Catástrofes Socionaturais: A Questão Fundiária-Imobiliária na Tragédia do Litoral de São Paulo (2023)

Foto: Divulgação/Defesa Civil de São Sebastião

Texto de Carlos Walter Porto-Gonçalves e Wilson Martins Lopes Júnior

Mais uma tragédia ganha o noticiário e, mais importante ainda, afeta a vida, sobretudo a dos mais pobres, com o advento dos deslizamentos de encostas no litoral Norte de São Paulo, em 19 de fevereiro de 2023. Trata-se de uma tragédia que atingiu uma área onde convivem, embora separadas por uma rodovia (Rio-Santos), populações pobres e condomínios onde estão localizadas muitas segundas residências dos setores mais ricos da sociedade brasileira, conforme bem destacou o Ministro Marcio França em pronunciamento sobre a catástrofe [1] (Rocha e Franco, 2023).

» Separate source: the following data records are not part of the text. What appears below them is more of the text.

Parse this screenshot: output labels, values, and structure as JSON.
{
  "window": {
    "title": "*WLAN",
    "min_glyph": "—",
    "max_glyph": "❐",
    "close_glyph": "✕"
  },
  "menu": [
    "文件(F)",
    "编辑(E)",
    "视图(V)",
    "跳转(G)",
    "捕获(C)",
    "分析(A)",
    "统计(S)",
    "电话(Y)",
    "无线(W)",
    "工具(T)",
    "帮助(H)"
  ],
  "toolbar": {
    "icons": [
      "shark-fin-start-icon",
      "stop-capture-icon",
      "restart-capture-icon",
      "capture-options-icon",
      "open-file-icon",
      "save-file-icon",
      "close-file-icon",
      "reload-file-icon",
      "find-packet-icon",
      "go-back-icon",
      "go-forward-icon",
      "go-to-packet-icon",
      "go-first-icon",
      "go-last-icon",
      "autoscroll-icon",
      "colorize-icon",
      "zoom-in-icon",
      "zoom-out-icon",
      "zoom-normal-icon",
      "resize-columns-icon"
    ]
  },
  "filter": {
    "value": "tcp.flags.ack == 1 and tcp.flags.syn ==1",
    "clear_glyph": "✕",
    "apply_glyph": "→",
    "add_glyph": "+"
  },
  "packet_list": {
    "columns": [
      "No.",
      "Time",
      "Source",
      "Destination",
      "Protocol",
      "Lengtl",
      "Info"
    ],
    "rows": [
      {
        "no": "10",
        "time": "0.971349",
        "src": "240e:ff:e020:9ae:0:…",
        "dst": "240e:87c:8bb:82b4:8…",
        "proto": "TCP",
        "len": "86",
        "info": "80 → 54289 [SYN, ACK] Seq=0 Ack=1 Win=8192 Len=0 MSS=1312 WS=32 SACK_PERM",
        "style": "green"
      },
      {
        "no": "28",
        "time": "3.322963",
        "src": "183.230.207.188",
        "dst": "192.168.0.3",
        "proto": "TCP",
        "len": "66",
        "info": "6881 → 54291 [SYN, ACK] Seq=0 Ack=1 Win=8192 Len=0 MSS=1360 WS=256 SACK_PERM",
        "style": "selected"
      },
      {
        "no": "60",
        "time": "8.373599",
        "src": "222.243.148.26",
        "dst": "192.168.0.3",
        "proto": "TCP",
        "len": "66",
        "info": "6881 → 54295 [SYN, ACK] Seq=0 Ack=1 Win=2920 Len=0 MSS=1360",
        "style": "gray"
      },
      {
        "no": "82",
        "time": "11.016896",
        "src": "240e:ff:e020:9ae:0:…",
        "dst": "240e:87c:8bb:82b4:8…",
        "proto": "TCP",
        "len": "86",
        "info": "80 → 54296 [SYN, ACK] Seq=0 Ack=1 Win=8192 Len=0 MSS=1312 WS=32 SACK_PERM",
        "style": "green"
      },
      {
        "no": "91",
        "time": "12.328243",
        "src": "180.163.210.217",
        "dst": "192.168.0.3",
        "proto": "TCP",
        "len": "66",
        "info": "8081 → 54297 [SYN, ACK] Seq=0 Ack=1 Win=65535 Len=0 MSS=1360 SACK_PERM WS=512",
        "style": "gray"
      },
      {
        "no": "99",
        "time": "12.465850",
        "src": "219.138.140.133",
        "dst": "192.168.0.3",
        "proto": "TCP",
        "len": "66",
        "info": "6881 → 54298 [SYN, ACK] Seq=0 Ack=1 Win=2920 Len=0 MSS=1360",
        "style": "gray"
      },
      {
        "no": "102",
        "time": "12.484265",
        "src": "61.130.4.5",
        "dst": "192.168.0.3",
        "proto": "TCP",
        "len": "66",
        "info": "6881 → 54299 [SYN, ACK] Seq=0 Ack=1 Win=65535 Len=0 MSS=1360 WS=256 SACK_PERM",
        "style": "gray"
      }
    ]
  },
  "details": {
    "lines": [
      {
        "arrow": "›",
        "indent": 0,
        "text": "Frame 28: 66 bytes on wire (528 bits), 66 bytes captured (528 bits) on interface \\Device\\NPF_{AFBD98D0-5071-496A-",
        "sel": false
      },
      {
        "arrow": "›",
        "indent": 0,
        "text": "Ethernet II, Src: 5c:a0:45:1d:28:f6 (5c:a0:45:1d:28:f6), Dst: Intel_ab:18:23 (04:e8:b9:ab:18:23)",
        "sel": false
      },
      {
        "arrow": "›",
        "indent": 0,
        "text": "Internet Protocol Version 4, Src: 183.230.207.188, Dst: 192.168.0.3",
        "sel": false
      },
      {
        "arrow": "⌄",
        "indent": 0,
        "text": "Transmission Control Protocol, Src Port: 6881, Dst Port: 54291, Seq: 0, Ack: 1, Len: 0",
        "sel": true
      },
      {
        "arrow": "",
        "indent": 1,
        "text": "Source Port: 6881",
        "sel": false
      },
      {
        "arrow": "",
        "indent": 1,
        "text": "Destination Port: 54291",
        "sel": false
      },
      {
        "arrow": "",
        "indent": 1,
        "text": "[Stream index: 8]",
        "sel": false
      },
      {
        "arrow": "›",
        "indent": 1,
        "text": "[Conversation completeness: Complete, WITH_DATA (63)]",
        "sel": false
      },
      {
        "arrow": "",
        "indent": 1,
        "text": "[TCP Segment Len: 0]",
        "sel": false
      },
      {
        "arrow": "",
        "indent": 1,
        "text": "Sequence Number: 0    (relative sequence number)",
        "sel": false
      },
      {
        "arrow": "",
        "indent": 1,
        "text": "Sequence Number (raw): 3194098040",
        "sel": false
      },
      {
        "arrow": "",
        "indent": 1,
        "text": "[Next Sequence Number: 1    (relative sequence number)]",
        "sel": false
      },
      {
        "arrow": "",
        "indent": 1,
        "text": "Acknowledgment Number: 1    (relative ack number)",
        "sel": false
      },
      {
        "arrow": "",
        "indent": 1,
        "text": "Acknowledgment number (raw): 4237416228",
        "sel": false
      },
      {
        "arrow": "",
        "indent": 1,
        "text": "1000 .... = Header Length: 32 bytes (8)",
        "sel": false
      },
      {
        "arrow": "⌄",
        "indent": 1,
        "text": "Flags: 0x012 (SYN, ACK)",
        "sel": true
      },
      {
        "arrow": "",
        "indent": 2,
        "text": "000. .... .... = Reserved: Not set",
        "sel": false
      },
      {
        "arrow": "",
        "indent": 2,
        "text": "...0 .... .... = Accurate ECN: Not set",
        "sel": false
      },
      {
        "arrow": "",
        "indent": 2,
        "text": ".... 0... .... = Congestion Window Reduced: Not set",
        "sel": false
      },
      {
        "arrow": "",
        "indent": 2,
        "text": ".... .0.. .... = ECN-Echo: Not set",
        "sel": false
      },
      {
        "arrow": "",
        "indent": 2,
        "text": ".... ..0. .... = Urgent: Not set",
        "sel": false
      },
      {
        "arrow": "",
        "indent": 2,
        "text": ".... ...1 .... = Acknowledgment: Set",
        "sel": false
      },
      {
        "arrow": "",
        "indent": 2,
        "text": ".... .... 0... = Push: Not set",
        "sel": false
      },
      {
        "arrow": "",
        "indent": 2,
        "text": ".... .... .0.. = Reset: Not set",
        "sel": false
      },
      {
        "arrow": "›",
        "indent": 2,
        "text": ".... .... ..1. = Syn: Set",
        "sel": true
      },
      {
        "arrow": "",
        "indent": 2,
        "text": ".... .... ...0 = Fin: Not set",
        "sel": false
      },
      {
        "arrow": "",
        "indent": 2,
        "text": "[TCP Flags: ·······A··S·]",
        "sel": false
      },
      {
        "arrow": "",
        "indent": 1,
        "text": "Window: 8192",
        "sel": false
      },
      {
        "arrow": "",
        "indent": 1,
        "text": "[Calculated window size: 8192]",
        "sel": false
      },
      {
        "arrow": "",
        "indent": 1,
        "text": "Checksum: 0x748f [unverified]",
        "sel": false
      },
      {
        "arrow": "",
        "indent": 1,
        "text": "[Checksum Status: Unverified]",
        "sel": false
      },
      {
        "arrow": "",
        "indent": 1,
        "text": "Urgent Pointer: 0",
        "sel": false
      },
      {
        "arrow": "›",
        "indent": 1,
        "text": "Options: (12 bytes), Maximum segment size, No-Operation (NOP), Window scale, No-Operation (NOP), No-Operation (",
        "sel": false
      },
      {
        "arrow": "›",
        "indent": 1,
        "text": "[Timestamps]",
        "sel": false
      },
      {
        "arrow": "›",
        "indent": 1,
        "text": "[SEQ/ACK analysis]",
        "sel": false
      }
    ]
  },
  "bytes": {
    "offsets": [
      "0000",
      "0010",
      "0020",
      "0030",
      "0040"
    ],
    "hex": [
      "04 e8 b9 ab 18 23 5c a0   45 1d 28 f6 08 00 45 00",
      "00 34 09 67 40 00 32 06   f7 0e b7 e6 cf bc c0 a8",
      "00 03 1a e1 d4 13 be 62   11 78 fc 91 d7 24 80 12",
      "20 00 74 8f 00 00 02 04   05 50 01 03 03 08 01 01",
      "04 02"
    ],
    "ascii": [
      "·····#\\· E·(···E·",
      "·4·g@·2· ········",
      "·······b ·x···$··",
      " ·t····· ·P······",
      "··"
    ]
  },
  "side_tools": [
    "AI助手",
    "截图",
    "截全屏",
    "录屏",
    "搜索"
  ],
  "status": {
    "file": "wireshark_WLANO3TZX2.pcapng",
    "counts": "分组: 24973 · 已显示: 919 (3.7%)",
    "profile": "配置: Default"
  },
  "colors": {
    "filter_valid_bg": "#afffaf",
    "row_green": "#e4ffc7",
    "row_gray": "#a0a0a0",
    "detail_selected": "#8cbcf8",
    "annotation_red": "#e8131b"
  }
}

Até mesmo uma ministra de estado representante dos setores oligárquicos da nossa sociedade, a Srª Simone Tebet, Ministra do Planejamento do Governo Lula da Silva ficou isolada durante a tragédia não podendo sequer comparecer à reunião realizada na própria região onde estiveram vários ministros do governo federal, autoridades do estado de São Paulo e de vários municípios atingidos, reunião essa encabeçada pelo Presidente da República e pelo governador do estado de SP.

Uma verdade comum às nossas cidades se mostrou ali evidente: nossa arquitetura e urbanismo têm a cara da profunda desigualdade social tal como se conforma territorialmente, em sua geograficidade. O preço (a renda) da terra, animado por uma ativa especulação fundiária-imobiliária, dá conta das casas que desabam e das que permanecem sem maiores consequências, pois empurram os mais pobres para as áreas mais inseguras e íngremes, ironicamente as áreas topograficamente mais altas, em benefício da ocupação das áreas mais seguras pelos grupos-classes sociais do “andar de cima” que, ironicamente ocupam as áreas mais baixas e planas.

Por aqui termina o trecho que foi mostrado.